A Segundinha

Transcrevo neste post o texto de Ailin Aleixo, que é autora de  ’Só os Idiotas são felizes‘ e da coluna ‘Sem Frescura’ da Rev.Criativa. O texto é sobre a rotina da amante…Concordo em gênero, número e grau!

Quando a maioria ouve a palavra ‘amante’, logo imagina uma “femme fatale”, sem se dar conta, que a mulher que aceita esse tipo de relação é absurdamente submissa ( pois sabe que seu lugar é o segundo plano) e carente (por se contentar com tão pouco).

Vou levantar algumas questões, mas não vou respondê-las. Quero incitá-los a rever certos valores que conhecemos bem, mas por comodidade não associamos…

Sempre me refiro a mulher, porque é ela quem diz sim ou não no início de uma relação, e isso independe de quem foi a iniciativa – mas após a consumação, traição é a dois e são dois os culpados.

Uma mulher que destrói uma família para conceber a sua, merece compreensão?

Um homem ou mulher que trai a sua família, merece uma segunda chance?

Você é daqueles(las) que acham que quem não janta em casa come na rua? – Escrevi de forma grotesca, para enfatizar o absurdo da sentença.

A rotina da Amante
por Ailin Aleixo

A segundinha é como água: se molda. A qualquer horário, qualquer ambiente, qualquer humor. Possui também a rara habilidade de se encaixar na vida do homem que ama sem tomar o espaço útil destinado as tralhas dos filhos, ao cachorro, ao trabalho e, claro, à mulher.

Morre de ciúme quando imagina os dois juntos, tranqüilos, no sofá da sala que construíram para passar a vida. Se rói de ódio mas não reclama porque, quando entrou na historia, já sabia quem era a protagonista.

Mas segundinha que é segundinha sempre nutre a esperança de que a fulana vá parar em outra peça, com outros atores, e o deixe todo para ela, numa sala sem o peso dos anos. Num sofá só deles.

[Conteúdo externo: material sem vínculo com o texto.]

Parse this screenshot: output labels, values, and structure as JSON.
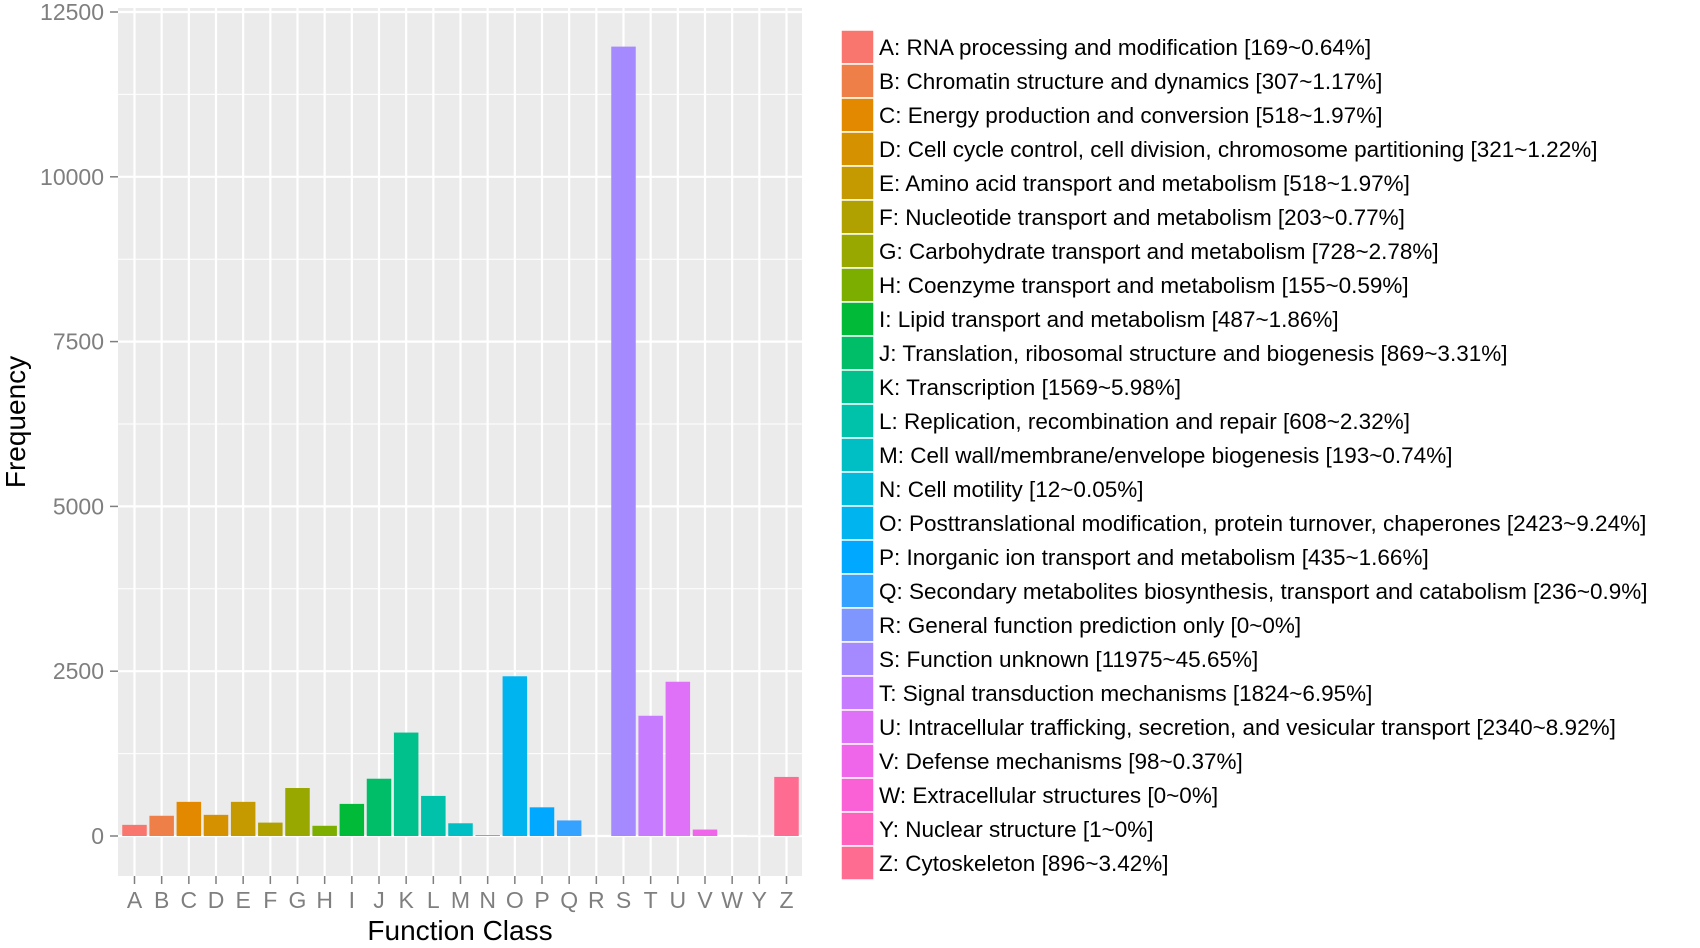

Segundinha que se preze tem todos os telefones dele, inclusive o da casa, mas não liga em horários importunos. Nada de sábados à noite, almoços de domingos, nem quando o filhinho pega no sono. Tem ótimo semancol e, apesar de querer profundamente implodir aquele casamento, sabe que não é por aí o caminho que os levará a ficar juntos (não sabe nem se existe o tal caminho).

Uma das coisas que ele aprecia nela, entre tantas qualidades enumeradas, é esse bom senso que consome o figado dela mais que talagada matinal de cachaça.

Ela se alegra em descobrir seus defeitos, aprender a lidar com eles, não acha-los tão insuportáveis assim. Admira-o, ouve suas narrativas e é tão boba que fica feliz quando nota que os dois já tem algo pra chamar de “história”, mesmo sendo escrita no rodapé, esmagada pelo corpo do texto do assunto principal.

A segundinha fica infeliz por não poder andar de mãos dadas na rua, nem apresentá-lo aos seus amigos ou tomar chope na calçada do Supremo numa noite quente de quinta. Então ela segue sua rota, tentando manter o mínimo de sanidade.

Tenta abstrair o clichê da situação e relaxar. Conhece alguém interessante, corre por fora para não ser pega pelo cheiro do outro, o olhar, o corpo,que cismam em morder seu calcanhar.

Às vezes até consegue enganar as lembranças e mergulhar num paraíso temporário sem horas contadas, choros incontidos. Assusta-se ao ver um homem em sua cama sem a necessidade de sair correndo.

Relembra como isso é aconchegante. Relembra como deseja que alguém durma com ela, acorde com ela. Mas não demora para a realidade escancarar a porta do quarto e deixar claro que aquele ser é tudo o que ela poderia querer, mas não quer.

Ela passa dias, meses, tentando não enxerga-lo em todos os homens que cruzam seu caminho. Uma das coisas que mais entristece a segundinha é poder, e não desejar, ser a primeira na vida de tantos outros.

É odiar ser a segundinha na vida de quem é o primeiro. E da forma mais intensa, o único.